While he admits that seeing his creations become films doesn't hold the same weight for him as seeing one of his books in a bookstore, Clowes does release his inner life-long nerd when he thinks about how comics are influencing film. "If someone had told me at age fourteen, 'Hey, there is going to be an Avengers movie in 2012,' I would have said, 'What can I do to speed up time?'"

Luckily for his fans, despite his enjoyment at developing his projects for the big screen, Clowes has no intentions of abandoning comics for film. He never thought of himself as having any connection to the fine art world, even though he attended the Pratt Institute in Brooklyn, and certainly never imagined that his work would ever be in a museum. It seems as though, after all this time, Clowes still doesn't realize exactly how relatable his work is to other people. As Chris Ware interjected, "Dan is single-handedly responsible for inspiring a generation."

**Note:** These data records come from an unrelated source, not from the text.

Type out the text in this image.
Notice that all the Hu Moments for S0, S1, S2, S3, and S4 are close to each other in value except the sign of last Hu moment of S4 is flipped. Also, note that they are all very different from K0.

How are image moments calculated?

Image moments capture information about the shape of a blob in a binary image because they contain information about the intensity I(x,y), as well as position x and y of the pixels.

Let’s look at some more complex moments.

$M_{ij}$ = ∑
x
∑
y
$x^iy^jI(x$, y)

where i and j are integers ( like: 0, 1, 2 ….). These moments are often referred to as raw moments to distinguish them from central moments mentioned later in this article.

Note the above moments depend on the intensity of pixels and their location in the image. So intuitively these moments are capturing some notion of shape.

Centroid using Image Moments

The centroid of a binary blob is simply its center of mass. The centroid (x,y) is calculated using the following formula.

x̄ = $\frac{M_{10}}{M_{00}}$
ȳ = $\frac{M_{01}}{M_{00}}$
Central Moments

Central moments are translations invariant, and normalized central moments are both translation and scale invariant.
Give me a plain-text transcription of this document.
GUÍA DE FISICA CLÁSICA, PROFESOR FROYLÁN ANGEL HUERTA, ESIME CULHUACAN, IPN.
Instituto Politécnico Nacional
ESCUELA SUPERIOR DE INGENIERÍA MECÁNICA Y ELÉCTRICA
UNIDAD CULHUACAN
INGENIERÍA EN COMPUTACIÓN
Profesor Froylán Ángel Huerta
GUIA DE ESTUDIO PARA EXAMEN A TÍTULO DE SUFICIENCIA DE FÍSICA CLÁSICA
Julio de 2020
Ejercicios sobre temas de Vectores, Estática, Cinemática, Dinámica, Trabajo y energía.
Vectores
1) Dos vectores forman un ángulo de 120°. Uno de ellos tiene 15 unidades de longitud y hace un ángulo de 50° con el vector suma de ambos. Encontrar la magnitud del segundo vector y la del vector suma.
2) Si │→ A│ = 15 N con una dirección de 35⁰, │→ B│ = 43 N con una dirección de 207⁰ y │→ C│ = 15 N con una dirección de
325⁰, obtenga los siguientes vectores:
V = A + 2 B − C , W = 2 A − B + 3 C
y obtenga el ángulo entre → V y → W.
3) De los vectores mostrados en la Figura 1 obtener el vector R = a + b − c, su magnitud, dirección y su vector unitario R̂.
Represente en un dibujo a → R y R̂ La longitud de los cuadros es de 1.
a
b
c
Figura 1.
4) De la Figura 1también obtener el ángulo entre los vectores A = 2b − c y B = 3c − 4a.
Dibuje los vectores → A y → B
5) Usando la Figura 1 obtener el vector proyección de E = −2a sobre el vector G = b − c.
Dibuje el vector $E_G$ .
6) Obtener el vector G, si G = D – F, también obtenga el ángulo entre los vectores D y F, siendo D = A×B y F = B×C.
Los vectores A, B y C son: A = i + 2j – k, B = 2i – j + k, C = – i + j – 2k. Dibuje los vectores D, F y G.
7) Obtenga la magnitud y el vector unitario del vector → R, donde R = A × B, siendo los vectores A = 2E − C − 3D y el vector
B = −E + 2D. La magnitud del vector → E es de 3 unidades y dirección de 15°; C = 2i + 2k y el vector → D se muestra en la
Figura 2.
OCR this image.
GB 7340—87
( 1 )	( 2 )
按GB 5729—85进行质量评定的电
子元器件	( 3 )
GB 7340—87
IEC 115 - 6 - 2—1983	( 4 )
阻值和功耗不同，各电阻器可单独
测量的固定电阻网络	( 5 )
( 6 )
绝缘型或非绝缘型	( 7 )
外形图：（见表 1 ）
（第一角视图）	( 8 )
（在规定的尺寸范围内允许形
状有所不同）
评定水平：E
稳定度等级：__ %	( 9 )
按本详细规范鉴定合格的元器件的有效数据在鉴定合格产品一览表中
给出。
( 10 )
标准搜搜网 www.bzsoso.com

"I never responded to any other form of art besides comics," Clowes said of his inspirations. "I liked other artists, but I found myself always reducing them to comics. I'd look at an Ed Hopper and think, 'You know, this would be really great with word balloons.' To me, doing anything else was never a possibility.

"I always have to make my work exciting," he continued. "I always have to keep myself guessing about what comes next. I can try different things, and even if it always comes out the exact same, I know that I have the freedom to try something new."

Modern Cartoonist: The Art of Daniel Clowes will be on display through November, 2012 at the Oakland Museum of California. For those who attend, the exhibition book "The Art of Daniel Clowes: Modern Cartoonist," the first monograph of Clowes' work, is available through Abrams ComicArts.